The U.S. State Department, meanwhile, has denied visas to two Cuban youth, Maika Guerrero and Iroel Sánchez, to enter the United States. The two researchers at the Center for Studies of Youth in Havana had been invited by faculty and students at dozens of universities to speak about Cuba today.

"In the United States, young people always know what they are fighting against," Newberry told students at the Tranquilo Sandalio Polytechnical Agricultural Institute in Pinar del Río province. "But it is not always clear what they are fighting for. The YS presents an alternative of the kind of society we want to build," and points to the socialist revolution in Cuba as an example of how this is possible, she said.

The first leg of the tour began in this province. The Young Socialists will also join in the celebration of the 35th anniversary of the victory by the Cuban people over the U.S.- organized mercenary invasion at the Bay of Pigs, the congress of the Central Organization of Cuban Workers (CTC), and the commemoration of May 1, international workers day.

The agricultural school here has trained more than 3,000 agricultural technicians since the overthrow of the Batista dictatorship in 1959. Students from Angola, Mozambique, and Nicaragua have studied side by side with Cuban students, as part of Cuba's commitment to aid people in struggle throughout the world.

Much of the discussion so far has focused on the response of Cuba's Revolutionary Armed Forces in shooting down two hostile planes from the United States over Cuban waters February 24. The Young Socialists have found a common reaction to the incident among workers and youth here. Nineteen-year-old polytechnic student Yosleny Galvez Leal explained that Cubans rejected the entry into Cuban airspace "because we are not going to allow an invasion under any circumstances."

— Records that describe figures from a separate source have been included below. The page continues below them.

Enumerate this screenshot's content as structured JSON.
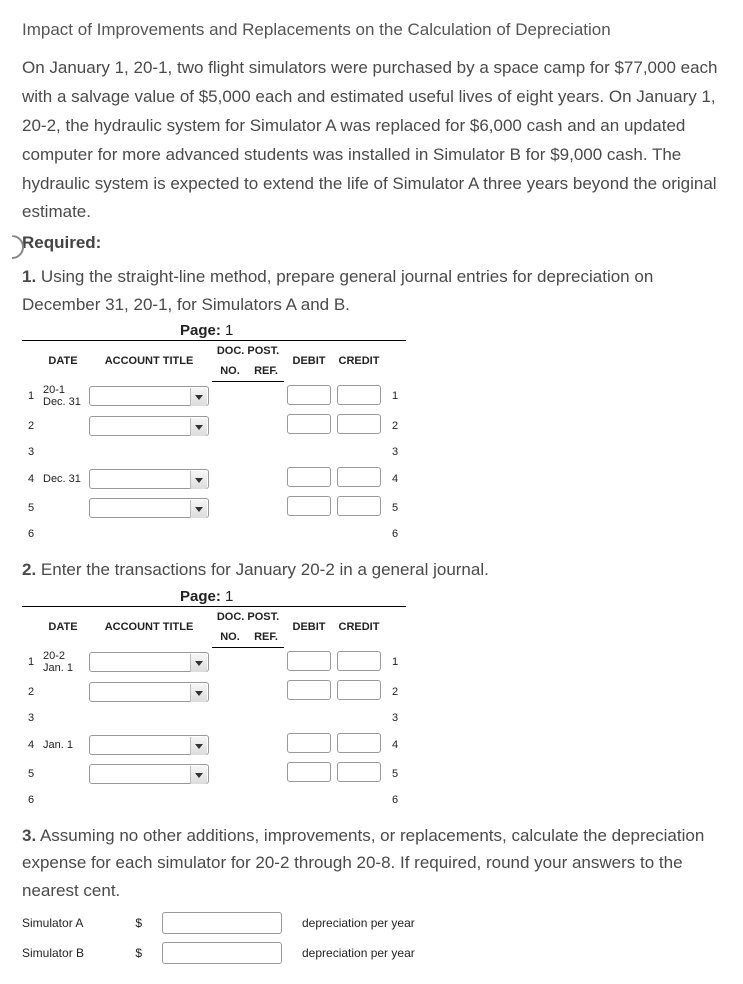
{
  "title": "Impact of Improvements and Replacements on the Calculation of Depreciation",
  "intro": "On January 1, 20-1, two flight simulators were purchased by a space camp for $77,000 each with a salvage value of $5,000 each and estimated useful lives of eight years. On January 1, 20-2, the hydraulic system for Simulator A was replaced for $6,000 cash and an updated computer for more advanced students was installed in Simulator B for $9,000 cash. The hydraulic system is expected to extend the life of Simulator A three years beyond the original estimate.",
  "required_label": "Required:",
  "task1": {
    "num": "1.",
    "text": " Using the straight-line method, prepare general journal entries for depreciation on December 31, 20-1, for Simulators A and B."
  },
  "task2": {
    "num": "2.",
    "text": "  Enter the transactions for January 20-2 in a general journal."
  },
  "task3": {
    "num": "3.",
    "text": "  Assuming no other additions, improvements, or replacements, calculate the depreciation expense for each simulator for 20-2 through 20-8. If required, round your answers to the nearest cent."
  },
  "page_label": "Page:",
  "page_num": "1",
  "headers": {
    "date": "DATE",
    "acct": "ACCOUNT TITLE",
    "docpost": "DOC. POST.",
    "no": "NO.",
    "ref": "REF.",
    "debit": "DEBIT",
    "credit": "CREDIT"
  },
  "journal1": {
    "rows": [
      {
        "n": "1",
        "date1": "20-1",
        "date2": "Dec. 31",
        "has_select": true,
        "has_inputs": true
      },
      {
        "n": "2",
        "date1": "",
        "date2": "",
        "has_select": true,
        "has_inputs": true
      },
      {
        "n": "3",
        "date1": "",
        "date2": "",
        "has_select": false,
        "has_inputs": false
      },
      {
        "n": "4",
        "date1": "",
        "date2": "Dec. 31",
        "has_select": true,
        "has_inputs": true
      },
      {
        "n": "5",
        "date1": "",
        "date2": "",
        "has_select": true,
        "has_inputs": true
      },
      {
        "n": "6",
        "date1": "",
        "date2": "",
        "has_select": false,
        "has_inputs": false
      }
    ]
  },
  "journal2": {
    "rows": [
      {
        "n": "1",
        "date1": "20-2",
        "date2": "Jan. 1",
        "has_select": true,
        "has_inputs": true
      },
      {
        "n": "2",
        "date1": "",
        "date2": "",
        "has_select": true,
        "has_inputs": true
      },
      {
        "n": "3",
        "date1": "",
        "date2": "",
        "has_select": false,
        "has_inputs": false
      },
      {
        "n": "4",
        "date1": "",
        "date2": "Jan. 1",
        "has_select": true,
        "has_inputs": true
      },
      {
        "n": "5",
        "date1": "",
        "date2": "",
        "has_select": true,
        "has_inputs": true
      },
      {
        "n": "6",
        "date1": "",
        "date2": "",
        "has_select": false,
        "has_inputs": false
      }
    ]
  },
  "sims": {
    "a": {
      "label": "Simulator A",
      "trail": "depreciation per year"
    },
    "b": {
      "label": "Simulator B",
      "trail": "depreciation per year"
    },
    "dollar": "$"
  }
}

"In Cuba there is not a diversity of opinions about the shooting down of the planes. There is only one: we shot them once and we will do it again," said tobacco farmer Eugenio Ramírez. He was part of a group of a dozen small independent tobacco farmers at an experimental center here receiving technical assistance to help them increase production for one of Cuba's main export crops.

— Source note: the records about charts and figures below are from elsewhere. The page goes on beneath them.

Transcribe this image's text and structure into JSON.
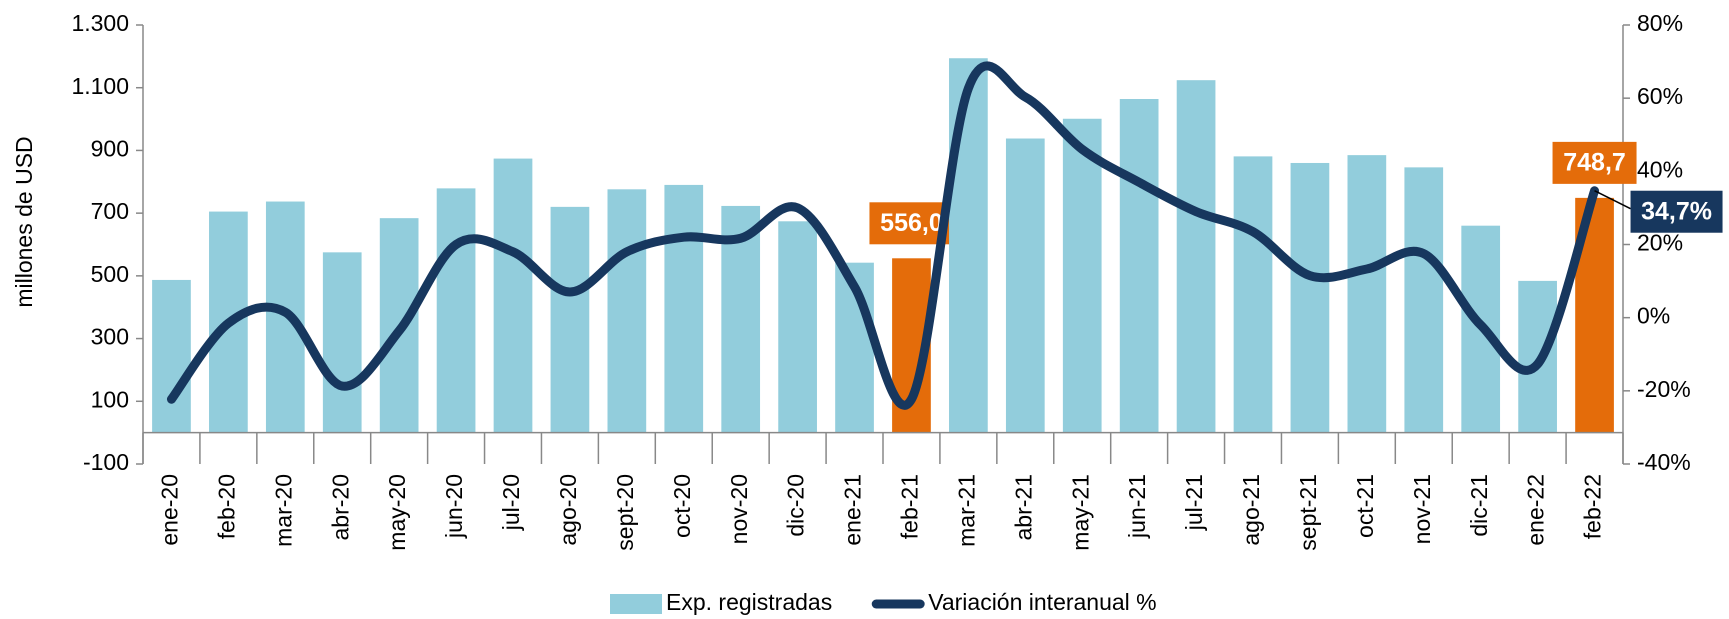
{
  "chart_data": {
    "type": "bar_line",
    "y_axis_label": "millones de USD",
    "categories": [
      "ene-20",
      "feb-20",
      "mar-20",
      "abr-20",
      "may-20",
      "jun-20",
      "jul-20",
      "ago-20",
      "sept-20",
      "oct-20",
      "nov-20",
      "dic-20",
      "ene-21",
      "feb-21",
      "mar-21",
      "abr-21",
      "may-21",
      "jun-21",
      "jul-21",
      "ago-21",
      "sept-21",
      "oct-21",
      "nov-21",
      "dic-21",
      "ene-22",
      "feb-22"
    ],
    "series": [
      {
        "name": "Exp. registradas",
        "type": "bar",
        "color": "#92cddc",
        "colors": [
          "#92cddc",
          "#92cddc",
          "#92cddc",
          "#92cddc",
          "#92cddc",
          "#92cddc",
          "#92cddc",
          "#92cddc",
          "#92cddc",
          "#92cddc",
          "#92cddc",
          "#92cddc",
          "#92cddc",
          "#e46c0a",
          "#92cddc",
          "#92cddc",
          "#92cddc",
          "#92cddc",
          "#92cddc",
          "#92cddc",
          "#92cddc",
          "#92cddc",
          "#92cddc",
          "#92cddc",
          "#92cddc",
          "#e46c0a"
        ],
        "values": [
          487,
          705,
          737,
          575,
          684,
          779,
          874,
          720,
          776,
          790,
          723,
          674,
          542,
          556.0,
          1194,
          938,
          1001,
          1064,
          1124,
          881,
          860,
          885,
          846,
          660,
          484,
          748.7
        ],
        "value_labels": [
          null,
          null,
          null,
          null,
          null,
          null,
          null,
          null,
          null,
          null,
          null,
          null,
          null,
          "556,0",
          null,
          null,
          null,
          null,
          null,
          null,
          null,
          null,
          null,
          null,
          null,
          "748,7"
        ]
      },
      {
        "name": "Variación interanual %",
        "type": "line",
        "axis": "y2",
        "color": "#17375e",
        "values": [
          -22.3,
          -1.5,
          1.5,
          -18.7,
          -3.6,
          20,
          18,
          7,
          18,
          22,
          21.7,
          30,
          8.4,
          -22.3,
          62.7,
          60.3,
          46,
          37,
          29,
          23.5,
          11.5,
          13.3,
          17.5,
          -2,
          -12.7,
          34.7
        ],
        "value_labels": [
          null,
          null,
          null,
          null,
          null,
          null,
          null,
          null,
          null,
          null,
          null,
          null,
          null,
          null,
          null,
          null,
          null,
          null,
          null,
          null,
          null,
          null,
          null,
          null,
          null,
          "34,7%"
        ]
      }
    ],
    "ylim": [
      -100,
      1300
    ],
    "yticks": [
      -100,
      100,
      300,
      500,
      700,
      900,
      {
        "value": 1100,
        "label": "1.100"
      },
      {
        "value": 1300,
        "label": "1.300"
      }
    ],
    "y2lim": [
      -40,
      80
    ],
    "y2ticks": [
      {
        "value": -40,
        "label": "-40%"
      },
      {
        "value": -20,
        "label": "-20%"
      },
      {
        "value": 0,
        "label": "0%"
      },
      {
        "value": 20,
        "label": "20%"
      },
      {
        "value": 40,
        "label": "40%"
      },
      {
        "value": 60,
        "label": "60%"
      },
      {
        "value": 80,
        "label": "80%"
      }
    ],
    "legend": "bottom",
    "grid": false
  }
}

The Young Socialists described conditions facing working farmers in the United States, which increasingly includes the threat of foreclosure on their land.

"The government here in Cuba doesn't apply the straightjacket that the capitalists used to have on us," responded farmer Bacilio León Sánchez. "Our production is not for the monopolies but for the benefit of society as a whole. There is a great difference in the farmers in the U.S. and farmers in Cuba: our government always supports us. My father had that problem before the revolution. For every 1,000 pesos he received, the capitalist received millions of pesos. The economic situation is very hard, but clearly we do not need capitalism."

The Young Socialist's delegation also addressed a congress of the National Union for Scientific Workers in preparation for the upcoming congress of the CTC. They described there how the Militant has serialized the theses for the CTC congress in its pages, in order for fighters in the U.S. labor movement to be able to study it.

The socialists also visited a factory where tobacco leaves are selected for the next stage of cigar production. Most of the workers in this facility are women. Newberry reported that in the United States, women are paid less than men. She described that as part of the government-employer offensive against the working class, affirmative action is being targeted, one of the gains that emerged from the Black and women's rights movements.

"In the United States there is a different appreciation of the work men and women do," said 28-year-old Moraina Muñoz, who has worked in the factory for seven years.

Many of the workers were interested in the so-called Cuban Liberty and Democratic Solidarity act, recently signed into law by U.S. president William Clinton. The legislation tightens Washington's 36-year-long economic and trade embargo against Cuba. Lazara Hernández wanted to know what North American youth think about the law.

"The majority of young people in the United States don't know about the law or what it is," responded Newberry. "Under capitalism, the government wants to keep us out of politics. But we get a good response when we explain the facts, like around the shooting down of the planes. Many agreed that Cuba had the right to shoot down the planes - even in Miami," she concluded.

The YS members passed copies of the Spanish-language socialist monthly Perspectiva Mundial around at different worksites and schools, along with books containing the writings and speeches of revolutionary leaders published by Pathfinder Press. They were met with intense interest, especially the new English-language edition of Ernesto Che Guevara's Episodes of the Cuban Revolutionary War.

Cuban workers and youth particularly wanted to know how revolutionaries in the United States are able to sell this literature at factories, schools, and on the streets.